THE LION KING (2019)

25 komentar
The Lion King adalah korban pilihan artistik Disney yang bertujuan memanfaatkan kesuksesan live action remake mereka. Dibuat dalam format fotorealistik, Jon Favreu (Iron Man, The Jungle Book) beserta tim sudah mengerahkan kemampuan terbaik, tapi biar bagaimanapun, pendekatan realistis pada dasarnya memang kurang cocok membungkus kisah si raja rimba.

Mungkin anda sudah mendengar kritik terhadap minimnya ekspresi wajah para hewan di sini. Tidak sepenuhnya benar, sebab bila diperhatikan lebih teliti, di balik tampilan fisik mereka yang digarap luar biasa detail hingga ke tekstur terkecil, dapat ditemukan gurat-gurat wajah humanis meski tidak dalam bentuk ekspresi besar, yang mana cocok bagi karakter macam Sarabi (Alfre Woodard), tapi tidak untuk Mufasa (James Earl Jones), Scar (Chiwetel Ejiofor), apalagi Zazu  (John Oliver).

Bayangkan tengah menonton animasi aslinya, diisi plot serta adegan serupa, hanya saja pengemasannya menekankan realisme. Artinya, kita takkan melihat Scar menelan Zazu, atau sekuen musikal I Just Can’t Wait to Be King yang komikal nan berwarna. Patut disayangkan, namun gantinya, keagungan alam bisa dirasakan, sebagaimana di adegan pembuka saat hewan-hewan penghuni Pride Lands menyambut kelahiran Simba (Donald Glover menyuarakan Simba dewasa,  JD McCrary meyuarakan Simba kecil). Rafiki (John Kani) mengangkat si bayi singa, sementara awan memberi jalan bagi semburat cahaya matahari yang menimbulkan kesan surgawi.

Desain Simba kecil bakal membuat teriakan “Oooh” dan ”Aaaw” sering keluar dari mulut penonton, tapi ketika kelucuan Simba berhasil mencuri hati, tidak demikian soal hubungannya dan sang ayah. Mufasa merupakan sosok pemimpin berwibawa, sehingga menciptakan ekspresinya pun jadi pekerjaan rumit.
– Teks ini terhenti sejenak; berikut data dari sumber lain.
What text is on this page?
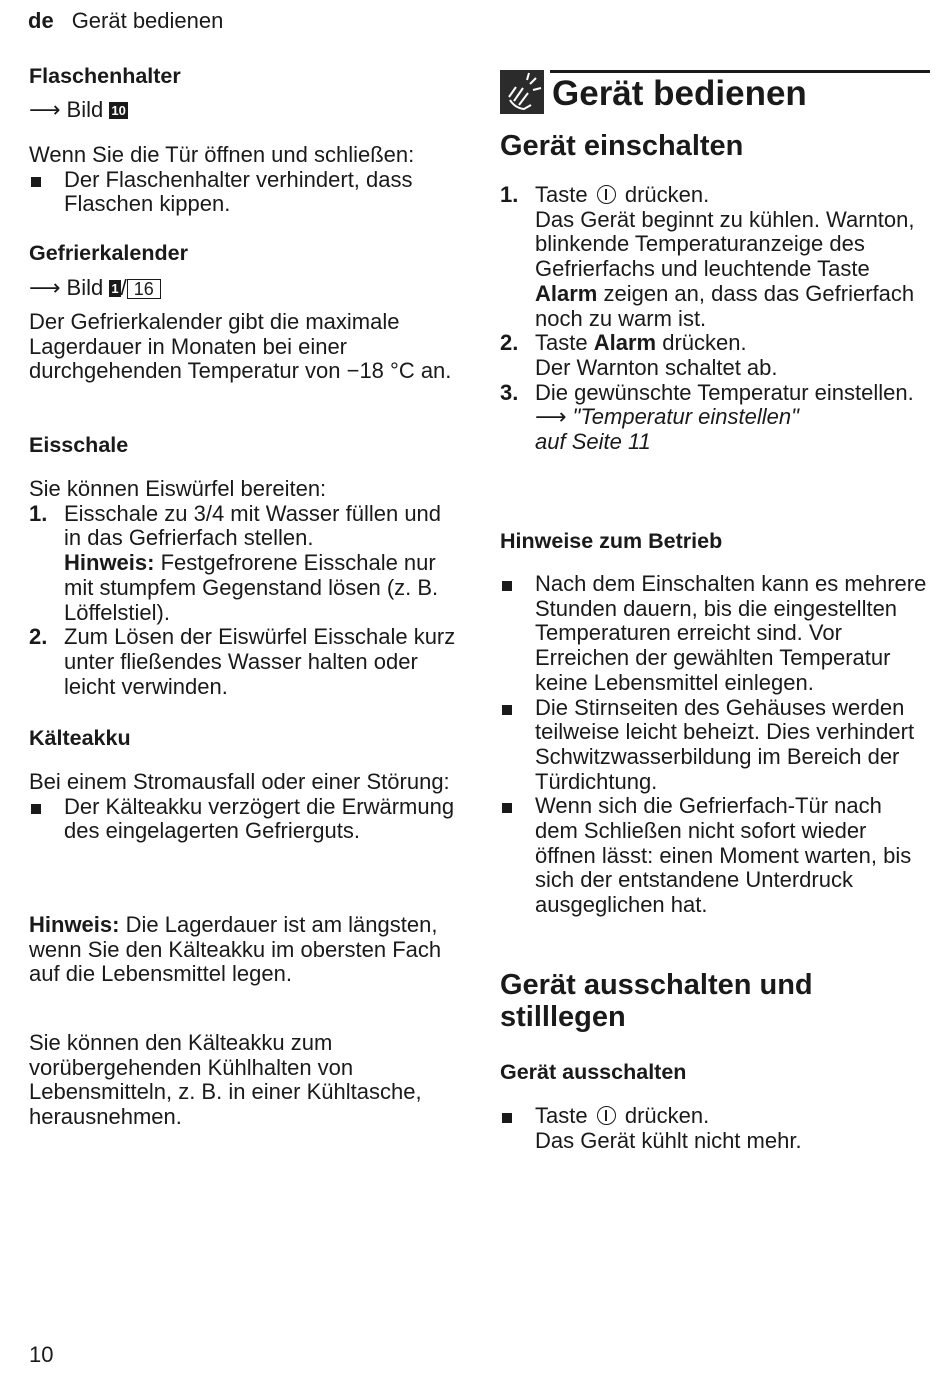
de Gerät bedienen
Flaschenhalter
⟶ Bild 10

Wenn Sie die Tür öffnen und schließen:

Der Flaschenhalter verhindert, dass Flaschen kippen.

Gefrierkalender
⟶ Bild 1/ 16

Der Gefrierkalender gibt die maximale Lagerdauer in Monaten bei einer durchgehenden Temperatur von −18 °C an.

Eisschale

Sie können Eiswürfel bereiten:

1. Eisschale zu 3/4 mit Wasser füllen und in das Gefrierfach stellen.
Hinweis: Festgefrorene Eisschale nur mit stumpfem Gegenstand lösen (z. B. Löffelstiel).
2. Zum Lösen der Eiswürfel Eisschale kurz unter fließendes Wasser halten oder leicht verwinden.
Kälteakku

Bei einem Stromausfall oder einer Störung:

Der Kälteakku verzögert die Erwärmung des eingelagerten Gefrierguts.

Hinweis: Die Lagerdauer ist am längsten, wenn Sie den Kälteakku im obersten Fach auf die Lebensmittel legen.

Sie können den Kälteakku zum vorübergehenden Kühlhalten von Lebensmitteln, z. B. in einer Kühltasche, herausnehmen.

Gerät bedienen
Gerät einschalten
1. Taste drücken.
Das Gerät beginnt zu kühlen. Warnton, blinkende Temperaturanzeige des Gefrierfachs und leuchtende Taste Alarm zeigen an, dass das Gefrierfach noch zu warm ist.
2. Taste Alarm drücken.
Der Warnton schaltet ab.
3. Die gewünschte Temperatur einstellen.
⟶ "Temperatur einstellen"
auf Seite 11
Hinweise zum Betrieb

Nach dem Einschalten kann es mehrere Stunden dauern, bis die eingestellten Temperaturen erreicht sind. Vor Erreichen der gewählten Temperatur keine Lebensmittel einlegen.

Die Stirnseiten des Gehäuses werden teilweise leicht beheizt. Dies verhindert Schwitzwasserbildung im Bereich der Türdichtung.

Wenn sich die Gefrierfach-Tür nach dem Schließen nicht sofort wieder öffnen lässt: einen Moment warten, bis sich der entstandene Unterdruck ausgeglichen hat.

Gerät ausschalten und stilllegen
Gerät ausschalten
Taste drücken.
Das Gerät kühlt nicht mehr.
10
Walau James Earl Jones tanpa cela, sang raja bak tanpa nyawa akibat wajah yang kurang menyatu dengan suara.

Berikutnya, anda tahu apa yang akan terjadi. Berniat membuktikan kepantasan dan keberaniannya selaku calon raja, Simba mengajak Nala (BeyoncΓ© Knowles-Carter menyuarakan Nala dewasa, Shahadi Wright Joseph menjadi Nala kecil) daerah terlarang berupa kuburan gajah, yang rupanya menjadi sarang hyena. Itulah awal tragedi kala Scar, yang sejak lama berambisi bertahta, membunuh Mufasa yang juga kakaknya, lalu menimpakan kesalahan kepada Simba. Ketakutan, ia menuruti perintah pamannya agar pergi dari Pride Lands.
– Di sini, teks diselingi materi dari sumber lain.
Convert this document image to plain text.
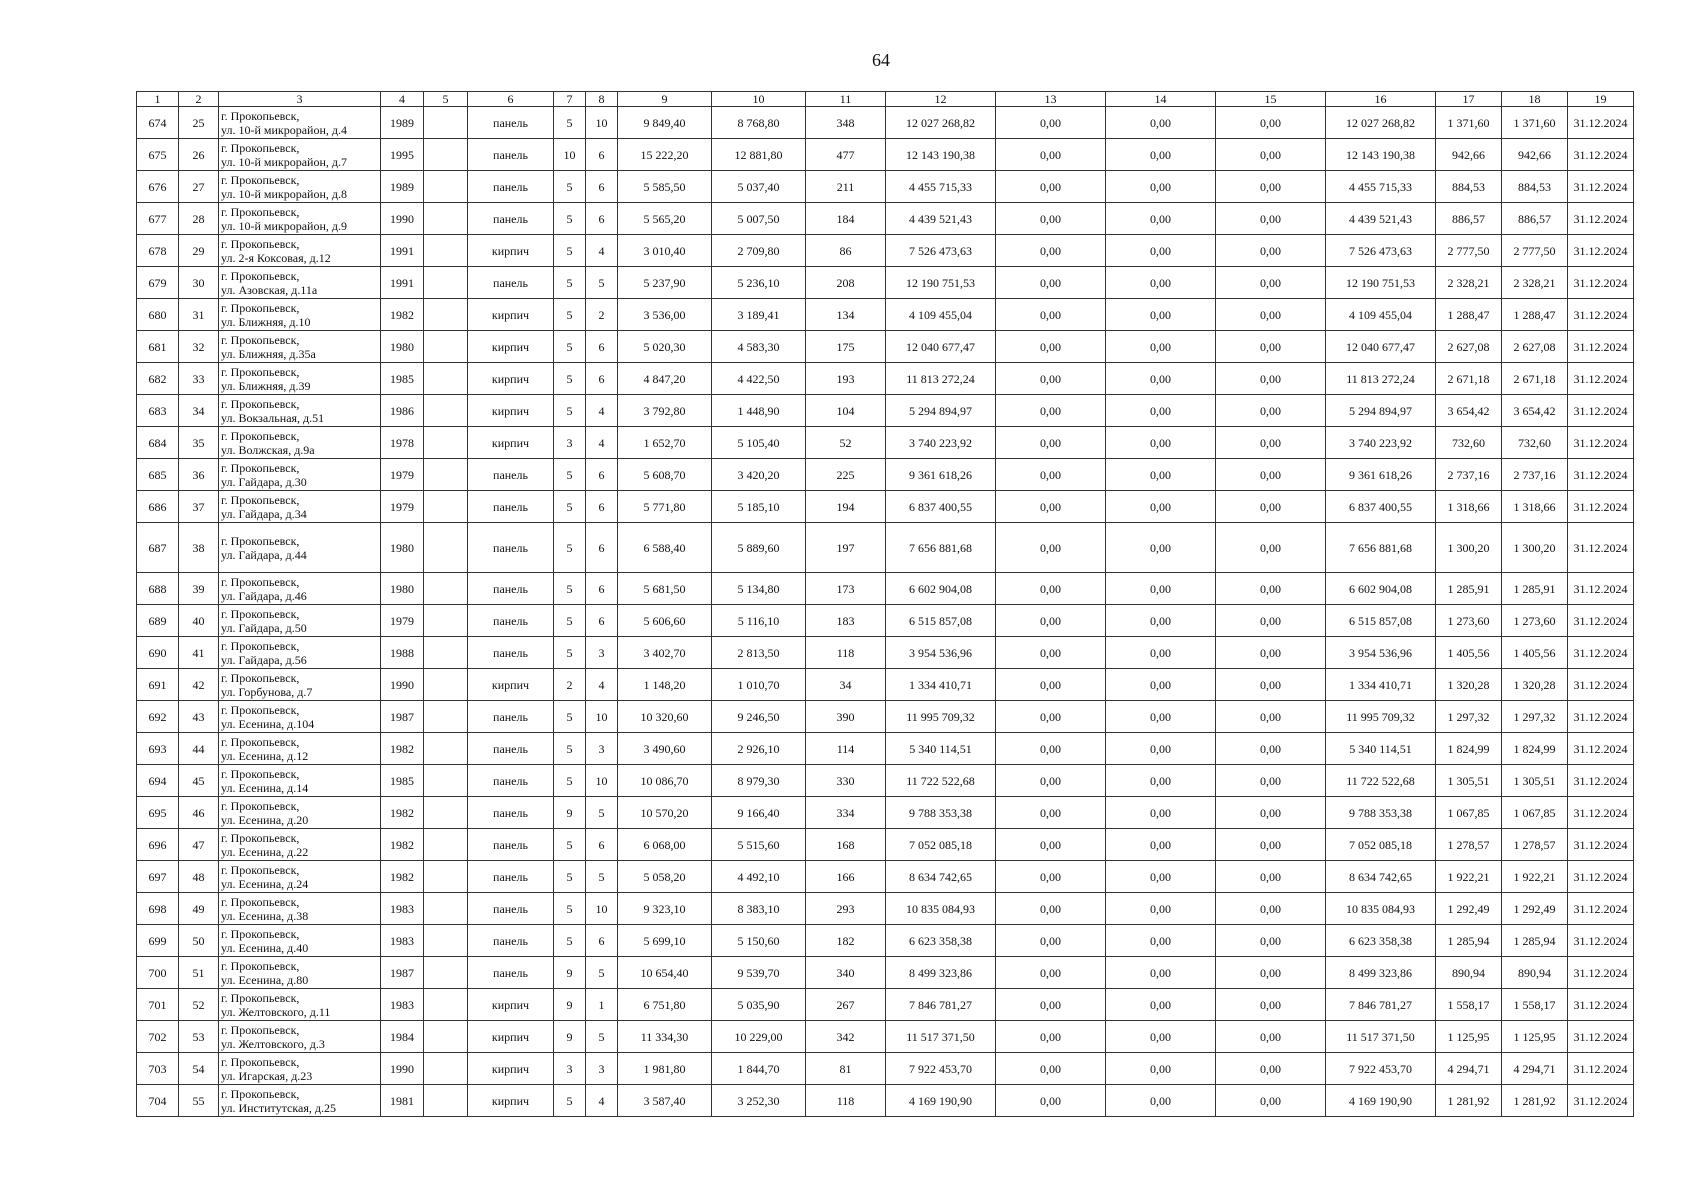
64
1	2	3	4	5	6	7	8	9	10	11	12	13	14	15	16	17	18	19
674	25	г. Прокопьевск,
ул. 10-й микрорайон, д.4	1989		панель	5	10	9 849,40	8 768,80	348	12 027 268,82	0,00	0,00	0,00	12 027 268,82	1 371,60	1 371,60	31.12.2024
675	26	г. Прокопьевск,
ул. 10-й микрорайон, д.7	1995		панель	10	6	15 222,20	12 881,80	477	12 143 190,38	0,00	0,00	0,00	12 143 190,38	942,66	942,66	31.12.2024
676	27	г. Прокопьевск,
ул. 10-й микрорайон, д.8	1989		панель	5	6	5 585,50	5 037,40	211	4 455 715,33	0,00	0,00	0,00	4 455 715,33	884,53	884,53	31.12.2024
677	28	г. Прокопьевск,
ул. 10-й микрорайон, д.9	1990		панель	5	6	5 565,20	5 007,50	184	4 439 521,43	0,00	0,00	0,00	4 439 521,43	886,57	886,57	31.12.2024
678	29	г. Прокопьевск,
ул. 2-я Коксовая, д.12	1991		кирпич	5	4	3 010,40	2 709,80	86	7 526 473,63	0,00	0,00	0,00	7 526 473,63	2 777,50	2 777,50	31.12.2024
679	30	г. Прокопьевск,
ул. Азовская, д.11а	1991		панель	5	5	5 237,90	5 236,10	208	12 190 751,53	0,00	0,00	0,00	12 190 751,53	2 328,21	2 328,21	31.12.2024
680	31	г. Прокопьевск,
ул. Ближняя, д.10	1982		кирпич	5	2	3 536,00	3 189,41	134	4 109 455,04	0,00	0,00	0,00	4 109 455,04	1 288,47	1 288,47	31.12.2024
681	32	г. Прокопьевск,
ул. Ближняя, д.35а	1980		кирпич	5	6	5 020,30	4 583,30	175	12 040 677,47	0,00	0,00	0,00	12 040 677,47	2 627,08	2 627,08	31.12.2024
682	33	г. Прокопьевск,
ул. Ближняя, д.39	1985		кирпич	5	6	4 847,20	4 422,50	193	11 813 272,24	0,00	0,00	0,00	11 813 272,24	2 671,18	2 671,18	31.12.2024
683	34	г. Прокопьевск,
ул. Вокзальная, д.51	1986		кирпич	5	4	3 792,80	1 448,90	104	5 294 894,97	0,00	0,00	0,00	5 294 894,97	3 654,42	3 654,42	31.12.2024
684	35	г. Прокопьевск,
ул. Волжская, д.9а	1978		кирпич	3	4	1 652,70	5 105,40	52	3 740 223,92	0,00	0,00	0,00	3 740 223,92	732,60	732,60	31.12.2024
685	36	г. Прокопьевск,
ул. Гайдара, д.30	1979		панель	5	6	5 608,70	3 420,20	225	9 361 618,26	0,00	0,00	0,00	9 361 618,26	2 737,16	2 737,16	31.12.2024
686	37	г. Прокопьевск,
ул. Гайдара, д.34	1979		панель	5	6	5 771,80	5 185,10	194	6 837 400,55	0,00	0,00	0,00	6 837 400,55	1 318,66	1 318,66	31.12.2024
687	38	г. Прокопьевск,
ул. Гайдара, д.44	1980		панель	5	6	6 588,40	5 889,60	197	7 656 881,68	0,00	0,00	0,00	7 656 881,68	1 300,20	1 300,20	31.12.2024
688	39	г. Прокопьевск,
ул. Гайдара, д.46	1980		панель	5	6	5 681,50	5 134,80	173	6 602 904,08	0,00	0,00	0,00	6 602 904,08	1 285,91	1 285,91	31.12.2024
689	40	г. Прокопьевск,
ул. Гайдара, д.50	1979		панель	5	6	5 606,60	5 116,10	183	6 515 857,08	0,00	0,00	0,00	6 515 857,08	1 273,60	1 273,60	31.12.2024
690	41	г. Прокопьевск,
ул. Гайдара, д.56	1988		панель	5	3	3 402,70	2 813,50	118	3 954 536,96	0,00	0,00	0,00	3 954 536,96	1 405,56	1 405,56	31.12.2024
691	42	г. Прокопьевск,
ул. Горбунова, д.7	1990		кирпич	2	4	1 148,20	1 010,70	34	1 334 410,71	0,00	0,00	0,00	1 334 410,71	1 320,28	1 320,28	31.12.2024
692	43	г. Прокопьевск,
ул. Есенина, д.104	1987		панель	5	10	10 320,60	9 246,50	390	11 995 709,32	0,00	0,00	0,00	11 995 709,32	1 297,32	1 297,32	31.12.2024
693	44	г. Прокопьевск,
ул. Есенина, д.12	1982		панель	5	3	3 490,60	2 926,10	114	5 340 114,51	0,00	0,00	0,00	5 340 114,51	1 824,99	1 824,99	31.12.2024
694	45	г. Прокопьевск,
ул. Есенина, д.14	1985		панель	5	10	10 086,70	8 979,30	330	11 722 522,68	0,00	0,00	0,00	11 722 522,68	1 305,51	1 305,51	31.12.2024
695	46	г. Прокопьевск,
ул. Есенина, д.20	1982		панель	9	5	10 570,20	9 166,40	334	9 788 353,38	0,00	0,00	0,00	9 788 353,38	1 067,85	1 067,85	31.12.2024
696	47	г. Прокопьевск,
ул. Есенина, д.22	1982		панель	5	6	6 068,00	5 515,60	168	7 052 085,18	0,00	0,00	0,00	7 052 085,18	1 278,57	1 278,57	31.12.2024
697	48	г. Прокопьевск,
ул. Есенина, д.24	1982		панель	5	5	5 058,20	4 492,10	166	8 634 742,65	0,00	0,00	0,00	8 634 742,65	1 922,21	1 922,21	31.12.2024
698	49	г. Прокопьевск,
ул. Есенина, д.38	1983		панель	5	10	9 323,10	8 383,10	293	10 835 084,93	0,00	0,00	0,00	10 835 084,93	1 292,49	1 292,49	31.12.2024
699	50	г. Прокопьевск,
ул. Есенина, д.40	1983		панель	5	6	5 699,10	5 150,60	182	6 623 358,38	0,00	0,00	0,00	6 623 358,38	1 285,94	1 285,94	31.12.2024
700	51	г. Прокопьевск,
ул. Есенина, д.80	1987		панель	9	5	10 654,40	9 539,70	340	8 499 323,86	0,00	0,00	0,00	8 499 323,86	890,94	890,94	31.12.2024
701	52	г. Прокопьевск,
ул. Желтовского, д.11	1983		кирпич	9	1	6 751,80	5 035,90	267	7 846 781,27	0,00	0,00	0,00	7 846 781,27	1 558,17	1 558,17	31.12.2024
702	53	г. Прокопьевск,
ул. Желтовского, д.3	1984		кирпич	9	5	11 334,30	10 229,00	342	11 517 371,50	0,00	0,00	0,00	11 517 371,50	1 125,95	1 125,95	31.12.2024
703	54	г. Прокопьевск,
ул. Игарская, д.23	1990		кирпич	3	3	1 981,80	1 844,70	81	7 922 453,70	0,00	0,00	0,00	7 922 453,70	4 294,71	4 294,71	31.12.2024
704	55	г. Прокопьевск,
ул. Институтская, д.25	1981		кирпич	5	4	3 587,40	3 252,30	118	4 169 190,90	0,00	0,00	0,00	4 169 190,90	1 281,92	1 281,92	31.12.2024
Momen ikonik tatkala Scar mendorong Mufasa dari tebing gagal dibuat ulang secara apik, kali ini bukan saja akibat kurangnya ekspresi para singa, pula suara Chiwetel Ejiofor yang tanpa aura kekejaman. Padahal, di adegan-adegan lain, Ejiofor mampu melakoni perannya dengan baik. Beruntung, begitu saya mulai bersiap sepenuhnya dikecewakan, paruh keduanya muncul sebagai penyelamat. Pertama, tentu berkat duo Timon-Pumbaa (Billy Eichner-Seth Rogen). Keduanya adalah mesin penghasil tawa yang seketika menjauhkan filmnya dari awan kelam miskin warna bernama “realisme”.

Pun di paruh ini, elemen musik serta visualnya semakin memikat. Mengkreasi ulang karya buatannya, Hans Zimmer dibantu African choir yang kembali dikomandani oleh Lebo M., melahirkan scoring yang mampu menggerakkan perasaan (King of Pride Rock berulang kali membuat saya bergetar), mengiringi visual revolusioner yang bukan saja mengandalkan teknologi tinggi, pula kepiawaian sang sinematografer, Caleb Deschanel (The Passion of the Christ, Never Look Away). Pemandangan alamnya serasa bagian program Disneynature atau dokumenter National Geographic, tentunya dengan tambahan proporsi kecantikan.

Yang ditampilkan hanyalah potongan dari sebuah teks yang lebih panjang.